Secretary-General Ban Ki-moon today stressed the need for tolerance and cooperation amidst the global economic crisis and the political transitions taking place in several Arab countries, and called on countries to strengthen their partnerships and engage in dialogue.
“This is an era of great transitions, and by their very definition, transitions bring forth tensions and expose hidden fault lines,” Mr. Ban said in his remarks at the Partners Forum of the UN Alliance of Civilizations, taking place in Istanbul, Turkey.
Launched in 2005 through the initiative of Spain and Turkey, under the auspices of the UN, the Alliance seeks to promote better cross-cultural relations worldwide. The forum, which is being convened by Turkish Prime Minister Recep Tayyip Erdogan, seeks to broaden public and private support for the initiative.

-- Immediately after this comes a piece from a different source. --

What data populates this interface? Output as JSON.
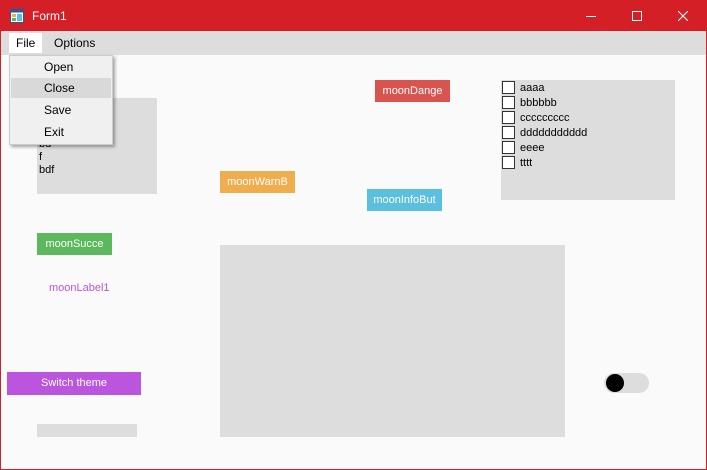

In his speech, the UN chief emphasized that the need for unity in the international community is particularly urgent in Syria, which has seen renewed violence over the past week resulting in the deaths of more than 100 civilians, including children.
“In these difficult times, in the face of humankind's terrible capacity for inhumanity, it is all the more important for those of us here today to take a clear and principled stand,” he said. “To speak out, and more, to act in the cause of peace, tolerance and harmony among people.”
Mr. Ban underlined that the UN Supervision Mission in Syria (UNSMIS) – made up of close to 300 unarmed military observers on the ground, as well as civilian staff – represents the eyes and ears of the international community, while at the same time it is helping to bring about a ceasefire.
“The more the international community knows, the more likely it is that we can advance on our most important goal: to help find a political solution, a solution that safeguards the lives and interests of all the Syrian people,” he said.
“Let me state plainly, however: the UN did not deploy in Syria just to bear witness to the slaughter of innocents. We are not there to play the role of passive observer to unspeakable atrocities,” he added, warning that the massacre of civilians such as the one which took place in Houla last weekend could plunge the country into a “catastrophic civil war,” and called on the international community to remain united in demanding that the Syrian Government act on its responsibilities to its people.
The Secretary-General also emphasized that, at a time of growing unemployment, members of the Alliance of Civilizations must work together to be able to deliver results to their citizens.
“This is a time of budget difficulties. There is growing competition for scarce financial resources,” Mr. Ban said. “Our ultimate test is not how we talk of noble aspirations but how we deliver to the people who need our support.”
In his remarks to the gathering, the President of the General Assembly, Abdulaziz Al-Nasser, said the Alliance today has a “more daunting task than ever before” in dealing with intolerance, xenophobia and incitement, and stressed that it must be strengthened so it can effectively diffuse tensions, prevent misunderstandings and build networks for peace.
“Through the Alliance of Civilizations, we are given a chance to elevate our consideration of issues of peace and security to a high level of universality, and I hope, to a high level of effectiveness,” Mr. Al-Nasser said, adding that partnerships will be crucial for the Alliance to be able to contribute to the maintenance of international peace and security.
President Al-Nasser has previously called for the strengthening of the role of the Alliance as a global tool to mediate international disputes and promote cultural understanding and tolerance.